The IndyCar Series' 2012 engine formula will see a return to turbocharged power, and will allow manufacturers greater freedom to choose their engine configuration.
The Indy Racing League announced the spec for its new-generation engine rules on Wednesday. It has yet to reveal which of the five competing chassis concepts – or what combination thereof – has been chosen for the 2012 package, although the league says an announcement on that front will be made June 30.
"The exciting new platform, which debuts in 2012, will allow manufacturers to produce engines with a maximum of six cylinders as well as maximum displacement of 2.4 cubic liters," said an IRL statement. "The ethanol-fueled engines will produce between 550 and 700 horsepower to suit the diverse set of tracks on which the IZOD IndyCar Series competes and will be turbocharged to allow for flexibility in power."
IndyCar CEO Randy Bernard is eager to attract multiple manufacturers to the series, which has been all-Honda powered since 2006, and believes this package is the right approach. It will mark the first time turbocharged engines have appeared in the IRL-sanctioned series since its formative races in 1996, when it utilized year-old CART Champ Car equipment.
"We feel this open and all-inclusive platform will make our sport an attractive option to engine manufacturers, while allowing development of a relevant and innovative platform to the current and future automotive industry by highlighting efficiency, performance, durability, quality, environmental responsibility and safety," said Bernard.
IndyCar's president of competition, Brian Barnhart, acknowledged that the rules would have to be carefully tailored to ensure the different engine types could compete equally.
"We will continue to evaluate rules that will keep a level playing field across the board with the various engines that could enter our sport," said Barnhart. "For example, we could see a V6 competing against an inline 4 at all IZOD IndyCar Series events in the future. We will require reference engines as a benchmark in performance while looking at sonic air restrictors, fuel flow restrictions and more as key criteria for competition."

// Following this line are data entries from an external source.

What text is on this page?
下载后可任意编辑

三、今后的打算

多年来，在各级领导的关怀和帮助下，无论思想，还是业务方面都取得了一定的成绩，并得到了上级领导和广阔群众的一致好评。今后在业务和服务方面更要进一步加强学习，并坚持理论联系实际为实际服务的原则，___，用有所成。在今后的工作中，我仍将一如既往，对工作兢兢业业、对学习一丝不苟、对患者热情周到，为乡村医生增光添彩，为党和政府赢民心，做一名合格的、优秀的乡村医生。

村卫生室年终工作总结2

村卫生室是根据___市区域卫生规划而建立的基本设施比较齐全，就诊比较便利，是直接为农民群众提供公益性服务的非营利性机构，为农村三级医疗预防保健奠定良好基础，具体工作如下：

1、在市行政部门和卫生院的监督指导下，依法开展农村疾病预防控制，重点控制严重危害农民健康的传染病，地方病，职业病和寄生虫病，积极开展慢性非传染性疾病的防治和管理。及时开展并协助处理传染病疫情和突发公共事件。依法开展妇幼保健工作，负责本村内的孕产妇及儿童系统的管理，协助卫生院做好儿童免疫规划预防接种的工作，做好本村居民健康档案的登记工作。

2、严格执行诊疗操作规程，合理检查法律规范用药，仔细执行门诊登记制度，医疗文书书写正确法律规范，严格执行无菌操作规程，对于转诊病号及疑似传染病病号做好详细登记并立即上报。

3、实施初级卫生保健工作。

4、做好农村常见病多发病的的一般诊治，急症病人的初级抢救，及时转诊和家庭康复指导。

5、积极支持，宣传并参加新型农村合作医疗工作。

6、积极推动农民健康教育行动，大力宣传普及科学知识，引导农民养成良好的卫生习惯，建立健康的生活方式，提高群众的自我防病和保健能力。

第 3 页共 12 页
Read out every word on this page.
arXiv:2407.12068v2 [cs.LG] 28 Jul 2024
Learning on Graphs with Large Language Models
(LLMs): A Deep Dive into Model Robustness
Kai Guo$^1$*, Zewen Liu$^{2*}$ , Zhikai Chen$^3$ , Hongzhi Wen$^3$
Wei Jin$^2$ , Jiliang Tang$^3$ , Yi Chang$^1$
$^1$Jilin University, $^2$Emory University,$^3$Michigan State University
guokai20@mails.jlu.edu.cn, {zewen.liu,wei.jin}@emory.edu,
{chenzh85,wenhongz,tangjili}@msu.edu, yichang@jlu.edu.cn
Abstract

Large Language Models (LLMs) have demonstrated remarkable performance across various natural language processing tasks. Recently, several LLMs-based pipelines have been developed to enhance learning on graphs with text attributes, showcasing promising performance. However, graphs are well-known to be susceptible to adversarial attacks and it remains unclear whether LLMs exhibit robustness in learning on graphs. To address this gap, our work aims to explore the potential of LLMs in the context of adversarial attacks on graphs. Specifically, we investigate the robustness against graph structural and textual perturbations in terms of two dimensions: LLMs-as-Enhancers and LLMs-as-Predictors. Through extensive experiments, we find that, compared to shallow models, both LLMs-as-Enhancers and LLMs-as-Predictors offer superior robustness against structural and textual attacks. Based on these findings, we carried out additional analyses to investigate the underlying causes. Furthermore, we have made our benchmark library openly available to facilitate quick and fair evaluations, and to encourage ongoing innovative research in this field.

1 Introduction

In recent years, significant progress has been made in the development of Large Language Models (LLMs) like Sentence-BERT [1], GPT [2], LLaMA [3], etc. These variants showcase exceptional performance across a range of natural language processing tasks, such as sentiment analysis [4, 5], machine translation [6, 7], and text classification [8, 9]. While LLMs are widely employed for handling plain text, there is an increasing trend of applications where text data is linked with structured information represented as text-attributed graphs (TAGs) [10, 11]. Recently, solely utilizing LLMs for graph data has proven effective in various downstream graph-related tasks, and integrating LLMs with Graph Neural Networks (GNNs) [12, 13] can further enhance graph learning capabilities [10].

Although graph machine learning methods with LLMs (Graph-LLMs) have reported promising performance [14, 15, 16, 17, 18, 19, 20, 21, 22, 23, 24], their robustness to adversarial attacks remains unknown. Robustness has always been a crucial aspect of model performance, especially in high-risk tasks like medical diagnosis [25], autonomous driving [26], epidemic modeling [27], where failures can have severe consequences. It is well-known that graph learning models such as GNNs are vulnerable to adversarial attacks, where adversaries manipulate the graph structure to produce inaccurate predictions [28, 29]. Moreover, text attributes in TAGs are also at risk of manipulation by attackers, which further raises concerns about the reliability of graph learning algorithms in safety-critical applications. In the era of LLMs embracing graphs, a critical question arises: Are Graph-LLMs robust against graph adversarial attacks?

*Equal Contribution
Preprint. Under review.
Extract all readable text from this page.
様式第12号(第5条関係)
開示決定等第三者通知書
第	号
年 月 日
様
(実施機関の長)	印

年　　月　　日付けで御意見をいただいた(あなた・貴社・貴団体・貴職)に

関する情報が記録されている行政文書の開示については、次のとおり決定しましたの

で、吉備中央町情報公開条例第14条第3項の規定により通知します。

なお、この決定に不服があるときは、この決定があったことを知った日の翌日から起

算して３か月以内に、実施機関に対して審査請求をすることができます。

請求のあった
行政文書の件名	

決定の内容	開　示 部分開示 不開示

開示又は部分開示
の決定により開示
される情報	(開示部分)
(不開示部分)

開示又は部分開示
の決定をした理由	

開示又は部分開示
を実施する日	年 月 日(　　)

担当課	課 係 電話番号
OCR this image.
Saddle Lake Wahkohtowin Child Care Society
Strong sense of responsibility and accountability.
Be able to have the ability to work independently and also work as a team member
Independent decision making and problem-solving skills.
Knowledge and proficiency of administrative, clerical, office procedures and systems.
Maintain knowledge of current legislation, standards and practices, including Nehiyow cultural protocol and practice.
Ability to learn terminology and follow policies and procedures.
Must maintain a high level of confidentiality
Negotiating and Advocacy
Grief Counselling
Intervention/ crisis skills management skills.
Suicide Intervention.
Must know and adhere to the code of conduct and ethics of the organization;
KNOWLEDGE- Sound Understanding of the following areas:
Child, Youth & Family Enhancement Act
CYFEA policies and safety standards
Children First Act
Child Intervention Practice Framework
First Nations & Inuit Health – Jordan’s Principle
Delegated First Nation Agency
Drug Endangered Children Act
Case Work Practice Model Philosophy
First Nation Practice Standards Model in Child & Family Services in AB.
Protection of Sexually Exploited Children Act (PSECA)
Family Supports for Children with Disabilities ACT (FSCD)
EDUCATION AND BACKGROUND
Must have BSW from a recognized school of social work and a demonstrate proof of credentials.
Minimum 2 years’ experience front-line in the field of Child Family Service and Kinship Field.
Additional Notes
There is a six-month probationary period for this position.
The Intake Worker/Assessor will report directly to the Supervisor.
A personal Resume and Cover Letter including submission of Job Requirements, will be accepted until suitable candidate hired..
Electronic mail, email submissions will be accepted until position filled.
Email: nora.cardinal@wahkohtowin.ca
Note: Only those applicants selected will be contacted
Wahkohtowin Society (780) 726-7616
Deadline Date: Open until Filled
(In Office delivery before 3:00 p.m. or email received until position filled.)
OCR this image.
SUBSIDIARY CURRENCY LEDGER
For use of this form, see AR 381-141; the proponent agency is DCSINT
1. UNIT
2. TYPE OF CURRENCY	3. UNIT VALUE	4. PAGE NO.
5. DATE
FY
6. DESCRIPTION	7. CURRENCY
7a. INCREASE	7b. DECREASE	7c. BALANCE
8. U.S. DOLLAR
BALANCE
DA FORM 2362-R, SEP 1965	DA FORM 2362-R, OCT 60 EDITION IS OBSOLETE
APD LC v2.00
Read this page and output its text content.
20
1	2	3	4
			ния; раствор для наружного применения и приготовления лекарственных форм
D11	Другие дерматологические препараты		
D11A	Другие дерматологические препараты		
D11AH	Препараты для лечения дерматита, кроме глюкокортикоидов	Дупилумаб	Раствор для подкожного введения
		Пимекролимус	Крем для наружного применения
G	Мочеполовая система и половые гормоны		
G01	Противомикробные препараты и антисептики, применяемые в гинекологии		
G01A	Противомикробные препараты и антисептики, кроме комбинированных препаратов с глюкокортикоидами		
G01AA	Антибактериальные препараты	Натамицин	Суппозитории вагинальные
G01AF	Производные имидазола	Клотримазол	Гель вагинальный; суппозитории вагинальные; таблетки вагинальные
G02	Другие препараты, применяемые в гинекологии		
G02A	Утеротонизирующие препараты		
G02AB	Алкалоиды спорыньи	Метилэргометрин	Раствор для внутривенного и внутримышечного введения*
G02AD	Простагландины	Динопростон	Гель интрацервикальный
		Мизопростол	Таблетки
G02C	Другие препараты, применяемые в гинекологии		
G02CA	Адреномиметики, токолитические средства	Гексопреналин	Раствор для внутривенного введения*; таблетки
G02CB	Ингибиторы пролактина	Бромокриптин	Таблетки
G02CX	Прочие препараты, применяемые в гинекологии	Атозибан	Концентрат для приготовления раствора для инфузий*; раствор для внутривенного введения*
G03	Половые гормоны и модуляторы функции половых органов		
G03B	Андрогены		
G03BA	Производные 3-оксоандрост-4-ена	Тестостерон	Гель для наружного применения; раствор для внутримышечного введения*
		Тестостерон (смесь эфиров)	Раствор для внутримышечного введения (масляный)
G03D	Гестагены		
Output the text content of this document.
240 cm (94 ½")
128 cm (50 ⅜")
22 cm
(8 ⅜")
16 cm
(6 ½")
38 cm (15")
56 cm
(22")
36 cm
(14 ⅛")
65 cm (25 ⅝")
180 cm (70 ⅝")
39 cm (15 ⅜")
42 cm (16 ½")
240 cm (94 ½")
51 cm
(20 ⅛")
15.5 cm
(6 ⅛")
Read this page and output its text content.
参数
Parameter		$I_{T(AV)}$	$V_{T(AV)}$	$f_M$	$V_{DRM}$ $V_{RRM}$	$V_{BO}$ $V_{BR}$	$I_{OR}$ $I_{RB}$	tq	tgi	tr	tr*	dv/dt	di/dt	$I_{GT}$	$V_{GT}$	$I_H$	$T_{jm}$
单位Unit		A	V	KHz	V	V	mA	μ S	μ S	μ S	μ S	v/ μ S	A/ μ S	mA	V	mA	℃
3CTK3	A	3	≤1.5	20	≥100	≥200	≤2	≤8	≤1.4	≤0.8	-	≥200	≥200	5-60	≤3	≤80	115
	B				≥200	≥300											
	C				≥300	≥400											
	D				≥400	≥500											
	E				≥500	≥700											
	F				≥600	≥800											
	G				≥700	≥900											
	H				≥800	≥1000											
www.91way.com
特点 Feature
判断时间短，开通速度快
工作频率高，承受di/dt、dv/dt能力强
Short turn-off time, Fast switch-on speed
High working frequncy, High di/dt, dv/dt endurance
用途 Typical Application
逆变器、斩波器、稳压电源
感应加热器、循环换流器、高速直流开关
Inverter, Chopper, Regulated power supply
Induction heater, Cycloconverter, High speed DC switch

"Speaking on behalf of the ICONIC Advisory Committee members, it has been an honor to contribute to the development of the new generation of IndyCar," said Gil de Ferran, team owner representative to the committee. "We feel this new engine strategy is open, inclusive, powerful and high performance, in keeping with the historical values associated with Indy car racing. Additionally, it poses relevant challenges which the automotive industry faces today."
Committee members include de Ferran, Barnhart, Tony Cotman, Eddie Gossage, Rick Long, Tony Purnell and Neil Ressler. It is mediated by retired Air Force Gen. William R. Looney III.